First, this will return an iterator over all sublists, in ascending order of length, starting with the empty list:

from itertools import chain, combinations

def all_sublists(l):
    return chain(*(combinations(l, i) for i in range(len(l) + 1)))

Generally we're discouraged from using single-letter variable names, but I think that in short bursts of highly abstract code it's a perfectly reasonable thing to do.

(BTW to omit the empty list, use range(1, len(l) + 1) instead.)

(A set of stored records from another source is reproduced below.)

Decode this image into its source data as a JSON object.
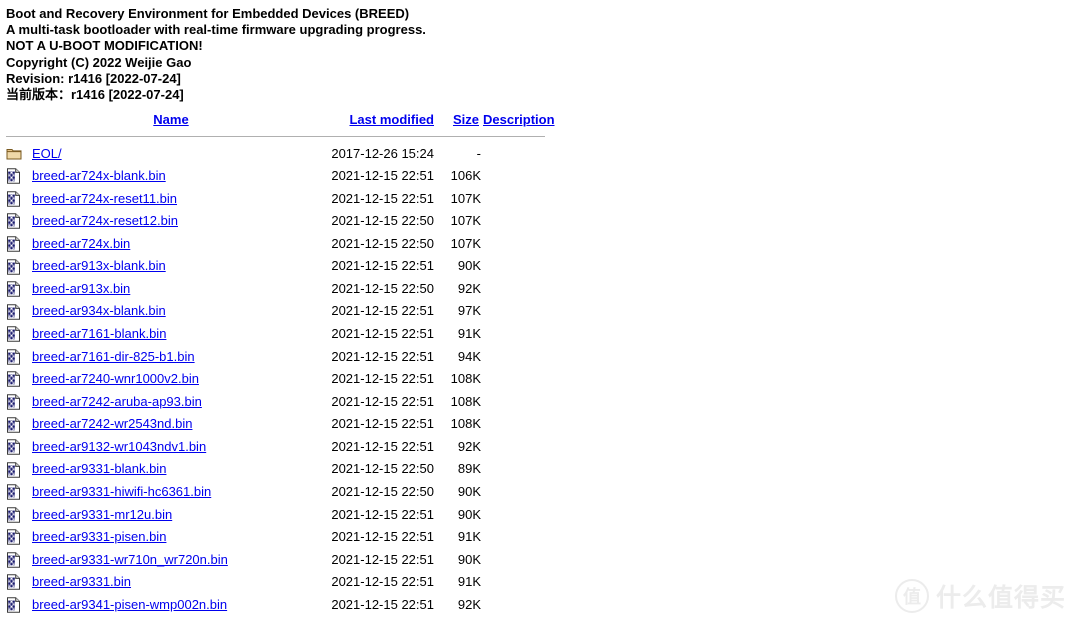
{
  "banner": {
    "lines": [
      "Boot and Recovery Environment for Embedded Devices (BREED)",
      "A multi-task bootloader with real-time firmware upgrading progress.",
      "NOT A U-BOOT MODIFICATION!",
      "Copyright (C) 2022 Weijie Gao",
      "Revision: r1416 [2022-07-24]",
      "当前版本：r1416 [2022-07-24]"
    ]
  },
  "table": {
    "headers": {
      "icon": "",
      "name": "Name",
      "last_modified": "Last modified",
      "size": "Size",
      "description": "Description"
    },
    "rows": [
      {
        "icon": "folder-icon",
        "name": "EOL/",
        "last_modified": "2017-12-26 15:24",
        "size": "-",
        "description": ""
      },
      {
        "icon": "binary-file-icon",
        "name": "breed-ar724x-blank.bin",
        "last_modified": "2021-12-15 22:51",
        "size": "106K",
        "description": ""
      },
      {
        "icon": "binary-file-icon",
        "name": "breed-ar724x-reset11.bin",
        "last_modified": "2021-12-15 22:51",
        "size": "107K",
        "description": ""
      },
      {
        "icon": "binary-file-icon",
        "name": "breed-ar724x-reset12.bin",
        "last_modified": "2021-12-15 22:50",
        "size": "107K",
        "description": ""
      },
      {
        "icon": "binary-file-icon",
        "name": "breed-ar724x.bin",
        "last_modified": "2021-12-15 22:50",
        "size": "107K",
        "description": ""
      },
      {
        "icon": "binary-file-icon",
        "name": "breed-ar913x-blank.bin",
        "last_modified": "2021-12-15 22:51",
        "size": "90K",
        "description": ""
      },
      {
        "icon": "binary-file-icon",
        "name": "breed-ar913x.bin",
        "last_modified": "2021-12-15 22:50",
        "size": "92K",
        "description": ""
      },
      {
        "icon": "binary-file-icon",
        "name": "breed-ar934x-blank.bin",
        "last_modified": "2021-12-15 22:51",
        "size": "97K",
        "description": ""
      },
      {
        "icon": "binary-file-icon",
        "name": "breed-ar7161-blank.bin",
        "last_modified": "2021-12-15 22:51",
        "size": "91K",
        "description": ""
      },
      {
        "icon": "binary-file-icon",
        "name": "breed-ar7161-dir-825-b1.bin",
        "last_modified": "2021-12-15 22:51",
        "size": "94K",
        "description": ""
      },
      {
        "icon": "binary-file-icon",
        "name": "breed-ar7240-wnr1000v2.bin",
        "last_modified": "2021-12-15 22:51",
        "size": "108K",
        "description": ""
      },
      {
        "icon": "binary-file-icon",
        "name": "breed-ar7242-aruba-ap93.bin",
        "last_modified": "2021-12-15 22:51",
        "size": "108K",
        "description": ""
      },
      {
        "icon": "binary-file-icon",
        "name": "breed-ar7242-wr2543nd.bin",
        "last_modified": "2021-12-15 22:51",
        "size": "108K",
        "description": ""
      },
      {
        "icon": "binary-file-icon",
        "name": "breed-ar9132-wr1043ndv1.bin",
        "last_modified": "2021-12-15 22:51",
        "size": "92K",
        "description": ""
      },
      {
        "icon": "binary-file-icon",
        "name": "breed-ar9331-blank.bin",
        "last_modified": "2021-12-15 22:50",
        "size": "89K",
        "description": ""
      },
      {
        "icon": "binary-file-icon",
        "name": "breed-ar9331-hiwifi-hc6361.bin",
        "last_modified": "2021-12-15 22:50",
        "size": "90K",
        "description": ""
      },
      {
        "icon": "binary-file-icon",
        "name": "breed-ar9331-mr12u.bin",
        "last_modified": "2021-12-15 22:51",
        "size": "90K",
        "description": ""
      },
      {
        "icon": "binary-file-icon",
        "name": "breed-ar9331-pisen.bin",
        "last_modified": "2021-12-15 22:51",
        "size": "91K",
        "description": ""
      },
      {
        "icon": "binary-file-icon",
        "name": "breed-ar9331-wr710n_wr720n.bin",
        "last_modified": "2021-12-15 22:51",
        "size": "90K",
        "description": ""
      },
      {
        "icon": "binary-file-icon",
        "name": "breed-ar9331.bin",
        "last_modified": "2021-12-15 22:51",
        "size": "91K",
        "description": ""
      },
      {
        "icon": "binary-file-icon",
        "name": "breed-ar9341-pisen-wmp002n.bin",
        "last_modified": "2021-12-15 22:51",
        "size": "92K",
        "description": ""
      }
    ]
  },
  "watermark": {
    "badge": "值",
    "text": "什么值得买"
  },
  "colors": {
    "link": "#0000ee",
    "text": "#000000",
    "rule": "#b0b0b0",
    "folder_icon": "#e8c88c",
    "watermark": "#ececec"
  }
}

Then we can solve your problem in general by adding your criteria:

def filtered_sublists(input_list, length, exclude):
    return (
        l for l in all_sublists(input_list)
        if len(l) == length and exclude not in l
    )

So for example:

oldlist = [1,2,3,4,5,6,7,8,9,10,11,12,13,14,15,16,17,18]
length = 6
exclude = 12
newlist = filtered_sublists(old_list, length, exclude)

Answer 5

My attempt at recursively creating all possible list of lists. The depth parameter just takes the number of items to remove from each list. This is not a sliding window.

Code:

def sublists(input, depth):
    output= []
    if depth > 0:
        for i in range(0, len(input)):
            sub= input[0:i] + input[i+1:]
            output += [sub]
            output.extend(sublists(sub, depth-1))
    return output

Examples (typed interactively into python3):

sublists([1,2,3,4],1)

[[2, 3, 4], [1, 3, 4], [1, 2, 4], [1, 2, 3]]

sublists([1,2,3,4],2)

[[2, 3, 4], [3, 4], [2, 4], [2, 3], [1, 3, 4], [3, 4], [1, 4], [1, 3], [1, 2, 4], [2, 4], [1, 4], [1, 2], [1, 2, 3], [2, 3], [1, 3], [1, 2]]

sublists([1,2,3,4],3)

[[2, 3, 4], [3, 4], [4], [3], [2, 4], [4], [2], [2, 3], [3], [2], [1, 3, 4], [3, 4], [4], [3], [1, 4], [4], [1], [1, 3], [3], [1], [1, 2, 4], [2, 4], [4], [2], [1, 4], [4], [1], [1, 2], [2], [1], [1, 2, 3], [2, 3], [3], [2], [1, 3], [3], [1], [1, 2], [2], [1]]

Some edge cases:

sublists([1,2,3,4],100)

[[2, 3, 4], [3, 4], [4], [3], [2, 4], [4], [2], [2, 3], [3], [2], [1, 3, 4], [3, 4], [4], [3], [1, 4], [4], [1], [1, 3], [3], [1], [1, 2, 4], [2, 4], [4], [2], [1, 4], [4], [1], [1, 2], [2], [1], [1, 2, 3], [2, 3], [3], [2], [1, 3], [3], [1], [1, 2], [2], [1]]

sublists([], 1)

[]

NOTE: the output list of lists includes duplicates.

Answer 6

I have an answer but i think it is not the best:

oldlist = [1,2,3,4,5,6,7,8,9,10,11,12,13,14,15,16,17,18]
result = []
def sub_list(lst):
    if len(lst) <= 1:
        result.append(tuple(lst))
        return
    else:
        result.append(tuple(lst))
    for i in lst:
        new_lst = lst[:]
        new_lst.remove(i)
        sub_list(new_lst)
sub_list(oldlist)
newlist = set(result)    # because it have very very very many the same
                         # sublist so we need use set to remove these also 
                         # use tuple above is also the reason 
print newlist

It will get the result but cause it will have much same sublist so it need a lot memory and a lot time. I think it is not a good way.